Your question is based on a false premise. There are actually many languages which use combinations of diacritics and base characters that are not precomposed in Unicode. Furthermore, the Unicode Consortium has explicitly stated that they do not want to add more precomposed characters if there are combining characters already available that can be used to construct them. That means that precomposed characters are actually deprecated in a sense, and the Unicode Consortium certainly does not intend for all combinations in use to be encoded as precomposed characters, but rather quite the opposite. Most of the precomposed characters that they have defined are actually compatibility characters that only exist because they were already defined in some other character set standard, e.g. VISCII. You also do not seem to have considered what you mean by “real language”, given that there are probably more than 6000 out there, and there are many orthographies and writing systems that have yet to be accepted into Unicode. — 128.189.187.210 (talk) 18:49, 3 September 2011 (UTC)

Unicode Consortium must change their politika![edit]

U.C. must add precomposed characters for really exist languages in code table (but not lot of mindless arrows, dingbats and emoticons, as they do). Combining diacritical marks do very difficult edit the text and often look ugly. --Jugydmort (talk) 12:40, 24 September 2012 (UTC)

  • The problem, quite simply, is that there are so many different letters and variants. Just take the latin alphabet, for example- French, for example, has four different variations of e: è, é, ë, and ê, and some like Icelandic add several unique characters such as 'Þ'. Multiply this times dozens of languages, each with their own quirks, and you can begin to see the problem- and the latin alphabet is the simplest of the many alphabets that unicode has to include.
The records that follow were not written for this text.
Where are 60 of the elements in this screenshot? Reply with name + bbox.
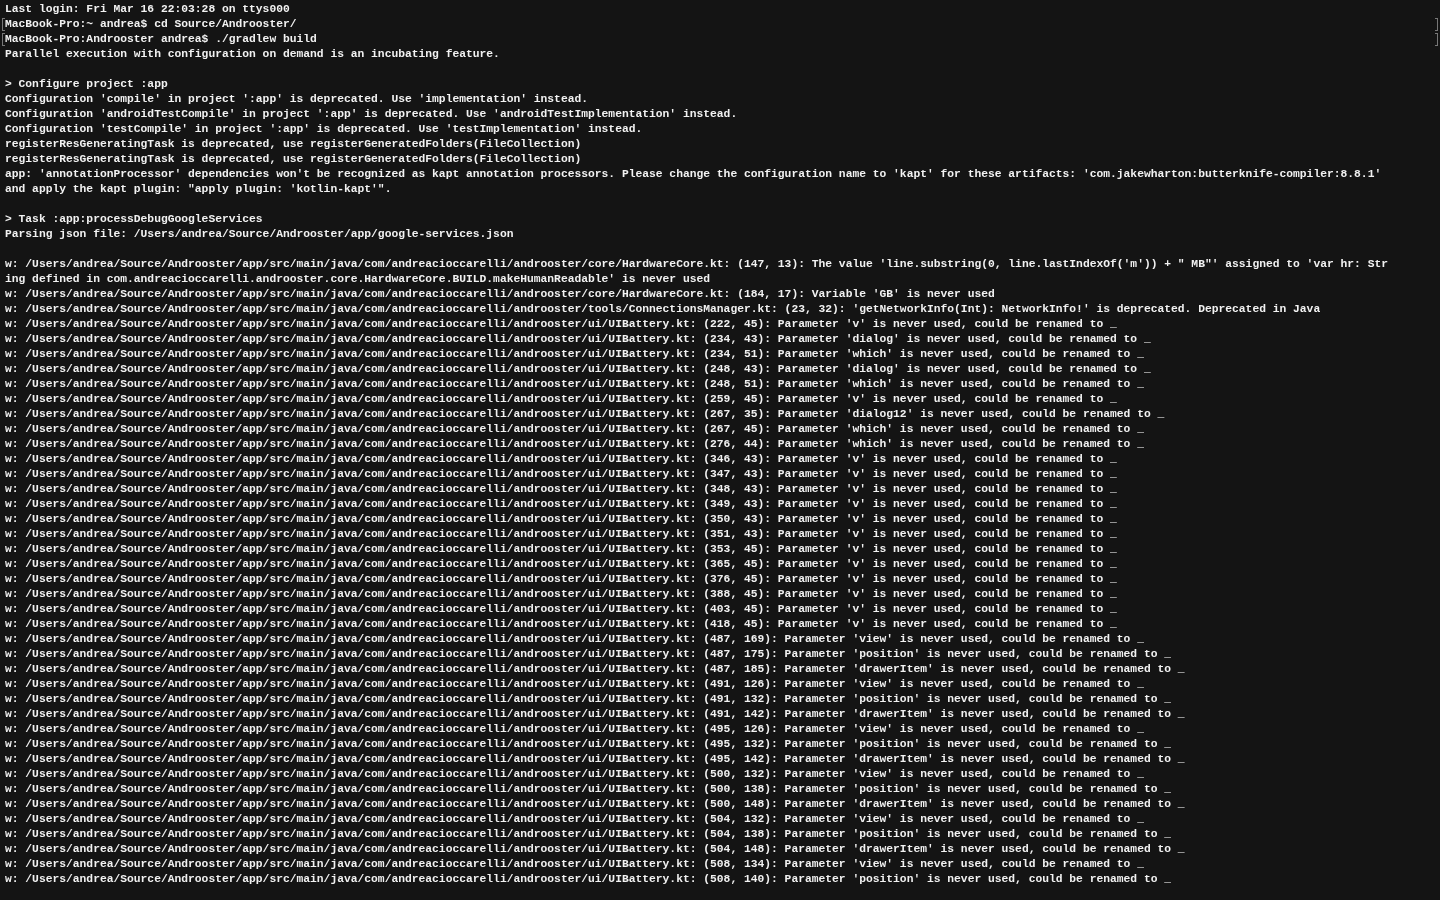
output-line: Configuration 'androidTestCompile' in project ':app' is deprecated. Use 'androidTestImplementation' instead. (5, 107, 738, 122)
output-line: w: /Users/andrea/Source/Androoster/app/src/main/java/com/andreacioccarelli/androoster/ui/UIBattery.kt: (346, 43): Parameter 'v' is never used, could be renamed to _ (5, 452, 1117, 467)
output-line: > Configure project :app (5, 77, 168, 92)
output-line: w: /Users/andrea/Source/Androoster/app/src/main/java/com/andreacioccarelli/androoster/ui/UIBattery.kt: (222, 45): Parameter 'v' is never used, could be renamed to _ (5, 317, 1117, 332)
output-line: w: /Users/andrea/Source/Androoster/app/src/main/java/com/andreacioccarelli/androoster/ui/UIBattery.kt: (508, 134): Parameter 'view' is never used, could be renamed to _ (5, 857, 1144, 872)
output-line: w: /Users/andrea/Source/Androoster/app/src/main/java/com/andreacioccarelli/androoster/ui/UIBattery.kt: (495, 142): Parameter 'drawerItem' is never used, could be renamed to _ (5, 752, 1185, 767)
output-line: w: /Users/andrea/Source/Androoster/app/src/main/java/com/andreacioccarelli/androoster/ui/UIBattery.kt: (487, 169): Parameter 'view' is never used, could be renamed to _ (5, 632, 1144, 647)
output-line: Configuration 'compile' in project ':app' is deprecated. Use 'implementation' instead. (5, 92, 588, 107)
output-line: w: /Users/andrea/Source/Androoster/app/src/main/java/com/andreacioccarelli/androoster/ui/UIBattery.kt: (347, 43): Parameter 'v' is never used, could be renamed to _ (5, 467, 1117, 482)
output-line: w: /Users/andrea/Source/Androoster/app/src/main/java/com/andreacioccarelli/androoster/ui/UIBattery.kt: (376, 45): Parameter 'v' is never used, could be renamed to _ (5, 572, 1117, 587)
output-line: w: /Users/andrea/Source/Androoster/app/src/main/java/com/andreacioccarelli/androoster/ui/UIBattery.kt: (500, 138): Parameter 'position' is never used, could be renamed to _ (5, 782, 1172, 797)
output-line: w: /Users/andrea/Source/Androoster/app/src/main/java/com/andreacioccarelli/androoster/ui/UIBattery.kt: (495, 126): Parameter 'view' is never used, could be renamed to _ (5, 722, 1144, 737)
output-line: w: /Users/andrea/Source/Androoster/app/src/main/java/com/andreacioccarelli/androoster/ui/UIBattery.kt: (234, 51): Parameter 'which' is never used, could be renamed to _ (5, 347, 1144, 362)
output-line: w: /Users/andrea/Source/Androoster/app/src/main/java/com/andreacioccarelli/androoster/ui/UIBattery.kt: (491, 132): Parameter 'position' is never used, could be renamed to _ (5, 692, 1172, 707)
command-line: MacBook-Pro:Androoster andrea$ ./gradlew build (5, 32, 317, 47)
output-line: w: /Users/andrea/Source/Androoster/app/src/main/java/com/andreacioccarelli/androoster/core/HardwareCore.kt: (184, 17): Variable 'GB' is never used (5, 287, 995, 302)
output-line: w: /Users/andrea/Source/Androoster/app/src/main/java/com/andreacioccarelli/androoster/ui/UIBattery.kt: (349, 43): Parameter 'v' is never used, could be renamed to _ (5, 497, 1117, 512)
output-line: w: /Users/andrea/Source/Androoster/app/src/main/java/com/andreacioccarelli/androoster/ui/UIBattery.kt: (504, 148): Parameter 'drawerItem' is never used, could be renamed to _ (5, 842, 1185, 857)
output-line: w: /Users/andrea/Source/Androoster/app/src/main/java/com/andreacioccarelli/androoster/ui/UIBattery.kt: (348, 43): Parameter 'v' is never used, could be renamed to _ (5, 482, 1117, 497)
output-line: w: /Users/andrea/Source/Androoster/app/src/main/java/com/andreacioccarelli/androoster/ui/UIBattery.kt: (248, 43): Parameter 'dialog' is never used, could be renamed to _ (5, 362, 1151, 377)
output-line: > Task :app:processDebugGoogleServices (5, 212, 263, 227)
output-line: w: /Users/andrea/Source/Androoster/app/src/main/java/com/andreacioccarelli/androoster/ui/UIBattery.kt: (267, 35): Parameter 'dialog12' is never used, could be renamed to _ (5, 407, 1165, 422)
prompt-mark-icon (1435, 18, 1438, 31)
output-line: w: /Users/andrea/Source/Androoster/app/src/main/java/com/andreacioccarelli/androoster/ui/UIBattery.kt: (267, 45): Parameter 'which' is never used, could be renamed to _ (5, 422, 1144, 437)
output-line: w: /Users/andrea/Source/Androoster/app/src/main/java/com/andreacioccarelli/androoster/ui/UIBattery.kt: (495, 132): Parameter 'position' is never used, could be renamed to _ (5, 737, 1172, 752)
output-line: w: /Users/andrea/Source/Androoster/app/src/main/java/com/andreacioccarelli/androoster/ui/UIBattery.kt: (350, 43): Parameter 'v' is never used, could be renamed to _ (5, 512, 1117, 527)
output-line: w: /Users/andrea/Source/Androoster/app/src/main/java/com/andreacioccarelli/androoster/ui/UIBattery.kt: (508, 140): Parameter 'position' is never used, could be renamed to _ (5, 872, 1172, 887)
output-line: w: /Users/andrea/Source/Androoster/app/src/main/java/com/andreacioccarelli/androoster/ui/UIBattery.kt: (491, 126): Parameter 'view' is never used, could be renamed to _ (5, 677, 1144, 692)
prompt-mark-icon (2, 33, 5, 46)
output-line: app: 'annotationProcessor' dependencies won't be recognized as kapt annotation processors. Please change the configuration name to 'kapt' for these artifacts: 'com.jakewharton:butterknife-compiler:8.8.1' (5, 167, 1382, 182)
output-line: w: /Users/andrea/Source/Androoster/app/src/main/java/com/andreacioccarelli/androoster/ui/UIBattery.kt: (259, 45): Parameter 'v' is never used, could be renamed to _ (5, 392, 1117, 407)
output-line: w: /Users/andrea/Source/Androoster/app/src/main/java/com/andreacioccarelli/androoster/ui/UIBattery.kt: (418, 45): Parameter 'v' is never used, could be renamed to _ (5, 617, 1117, 632)
output-line: w: /Users/andrea/Source/Androoster/app/src/main/java/com/andreacioccarelli/androoster/ui/UIBattery.kt: (504, 132): Parameter 'view' is never used, could be renamed to _ (5, 812, 1144, 827)
output-line: Configuration 'testCompile' in project ':app' is deprecated. Use 'testImplementation' instead. (5, 122, 643, 137)
output-line: w: /Users/andrea/Source/Androoster/app/src/main/java/com/andreacioccarelli/androoster/ui/UIBattery.kt: (351, 43): Parameter 'v' is never used, could be renamed to _ (5, 527, 1117, 542)
prompt-mark-icon (1435, 33, 1438, 46)
output-line: w: /Users/andrea/Source/Androoster/app/src/main/java/com/andreacioccarelli/androoster/ui/UIBattery.kt: (276, 44): Parameter 'which' is never used, could be renamed to _ (5, 437, 1144, 452)
output-line: w: /Users/andrea/Source/Androoster/app/src/main/java/com/andreacioccarelli/androoster/ui/UIBattery.kt: (487, 185): Parameter 'drawerItem' is never used, could be renamed to _ (5, 662, 1185, 677)
output-line: Parsing json file: /Users/andrea/Source/Androoster/app/google-services.json (5, 227, 514, 242)
output-line: and apply the kapt plugin: "apply plugin: 'kotlin-kapt'". (5, 182, 392, 197)
output-line: w: /Users/andrea/Source/Androoster/app/src/main/java/com/andreacioccarelli/androoster/ui/UIBattery.kt: (500, 148): Parameter 'drawerItem' is never used, could be renamed to _ (5, 797, 1185, 812)
output-line: w: /Users/andrea/Source/Androoster/app/src/main/java/com/andreacioccarelli/androoster/ui/UIBattery.kt: (365, 45): Parameter 'v' is never used, could be renamed to _ (5, 557, 1117, 572)
output-line: w: /Users/andrea/Source/Androoster/app/src/main/java/com/andreacioccarelli/androoster/tools/ConnectionsManager.kt: (23, 32): 'getNetworkInfo(Int): NetworkInfo!' is deprecated. Deprecated in Java (5, 302, 1321, 317)
output-line: w: /Users/andrea/Source/Androoster/app/src/main/java/com/andreacioccarelli/androoster/ui/UIBattery.kt: (500, 132): Parameter 'view' is never used, could be renamed to _ (5, 767, 1144, 782)
prompt-mark-icon (2, 18, 5, 31)
output-line: w: /Users/andrea/Source/Androoster/app/src/main/java/com/andreacioccarelli/androoster/ui/UIBattery.kt: (504, 138): Parameter 'position' is never used, could be renamed to _ (5, 827, 1172, 842)
output-line: w: /Users/andrea/Source/Androoster/app/src/main/java/com/andreacioccarelli/androoster/core/HardwareCore.kt: (147, 13): The value 'line.substring(0, line.lastIndexOf('m')) + " MB"' assigned to 'var hr: Str (5, 257, 1388, 272)
output-line: Last login: Fri Mar 16 22:03:28 on ttys000 (5, 2, 290, 17)
output-line: w: /Users/andrea/Source/Androoster/app/src/main/java/com/andreacioccarelli/androoster/ui/UIBattery.kt: (388, 45): Parameter 'v' is never used, could be renamed to _ (5, 587, 1117, 602)
command-line: MacBook-Pro:~ andrea$ cd Source/Androoster/ (5, 17, 297, 32)
output-line: w: /Users/andrea/Source/Androoster/app/src/main/java/com/andreacioccarelli/androoster/ui/UIBattery.kt: (487, 175): Parameter 'position' is never used, could be renamed to _ (5, 647, 1172, 662)
output-line: w: /Users/andrea/Source/Androoster/app/src/main/java/com/andreacioccarelli/androoster/ui/UIBattery.kt: (491, 142): Parameter 'drawerItem' is never used, could be renamed to _ (5, 707, 1185, 722)
output-line: Parallel execution with configuration on demand is an incubating feature. (5, 47, 500, 62)
output-line: w: /Users/andrea/Source/Androoster/app/src/main/java/com/andreacioccarelli/androoster/ui/UIBattery.kt: (234, 43): Parameter 'dialog' is never used, could be renamed to _ (5, 332, 1151, 347)
output-line: registerResGeneratingTask is deprecated, use registerGeneratedFolders(FileCollection) (5, 152, 582, 167)
output-line: w: /Users/andrea/Source/Androoster/app/src/main/java/com/andreacioccarelli/androoster/ui/UIBattery.kt: (403, 45): Parameter 'v' is never used, could be renamed to _ (5, 602, 1117, 617)
output-line: ing defined in com.andreacioccarelli.androoster.core.HardwareCore.BUILD.makeHumanReadable' is never used (5, 272, 711, 287)
output-line: w: /Users/andrea/Source/Androoster/app/src/main/java/com/andreacioccarelli/androoster/ui/UIBattery.kt: (248, 51): Parameter 'which' is never used, could be renamed to _ (5, 377, 1144, 392)
output-line: w: /Users/andrea/Source/Androoster/app/src/main/java/com/andreacioccarelli/androoster/ui/UIBattery.kt: (353, 45): Parameter 'v' is never used, could be renamed to _ (5, 542, 1117, 557)
output-line: registerResGeneratingTask is deprecated, use registerGeneratedFolders(FileCollection) (5, 137, 582, 152)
Creating prerendered characters for all possible variants of all letters for all languages would take tens of thousands of different characters, a huge number of which would be found only a handful of words in their parent language. And then you need unique codes for all of them: To fit that many into the value chart with any sort of organization, the unicode values would need to look like international phone numbers... not to mention I would pity the poor soul trying to make a universal font for that system. Creating combining marks is quite simply the most efficient solution to a complicated problem- a simple four character code for the base letter forms in an alphabet, plus a second four letter code to get a variant if needed. By using the combining mark method, even extremely complex alphabets like Devanagari can be represented in a mere 128 characters (enough to fit on a standard keyboard, and a manageable number for font creators) but can still create the thousands of unique letters and letter variants of the language.--Scorpion451 rant 16:03, 29 January 2014 (UTC)